Civil disobedience is necessary because problems of government cannot be addressed simply by voting for new people. Government is not working because our democracy is sick. It is sick, not because corporations are pouring endless money into misleading campaign advertisements, but because television ads are so important in the first place. Our democracy is sick because the majority of Americans live in low-density suburbs where public space serves primarily to move automobiles, not for civil discourse, and where protesters standing on the sides of four-lane highways can’t effectively disrupt anything systemic. Our democracy is sick because regulations in cities prevent mobilizations that are not pre-approved to block traffic, and over-reactive police with riot gear and military-style equipment have repeatedly brutalized peaceful protestors to dissuade them from exercising their First Amendment right to assembly. When public discourse is reduced to television sound bites, letters to the editor, online petitions, and comments below internet news articles, we lose our ability to engage in direct, nuanced public discussion with our fellow citizens. If we don’t practice our right to express our displeasure with the system and debate issues in public, we risk losing this right.

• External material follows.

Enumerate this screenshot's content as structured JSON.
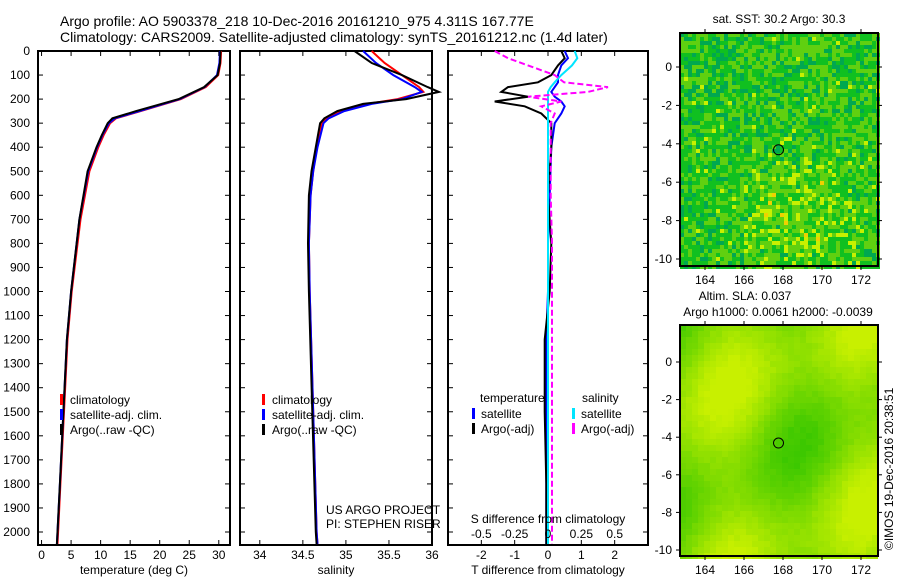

When opposing groups meet each other in an open public forum, they are confronted with real people and real emotions that are missing from advertisements, talk shows, and the internet. At the rally near Charleston at which coal miners organized a vocal counter-protest, I was struck by how, after they let off some steam in the form of angry outbursts, some expressed a desire to debate and understand our point of view (impossible because of the wide police buffer between the two groups). I wished that I could have had a discussion with the miners, not because I thought I could convert them to my views, but because it is important for people to meet each other and understand and accept opposing concerns as legitimate. This is why public space must be occupied and reclaimed. Environmental activists must understand that reforming government will do more to address our problems than protesting the companies who commit the atrocities. We may have shut down a mine on July 28, but the war against fossil fuels continues, and we are losing. This war cannot be won through underground actions against mine sites, just as it cannot be won by environmental lobbyists making backroom deals in our capitals. It must be won in public, out in the open, in the streets, to bring as many people into the movement as possible.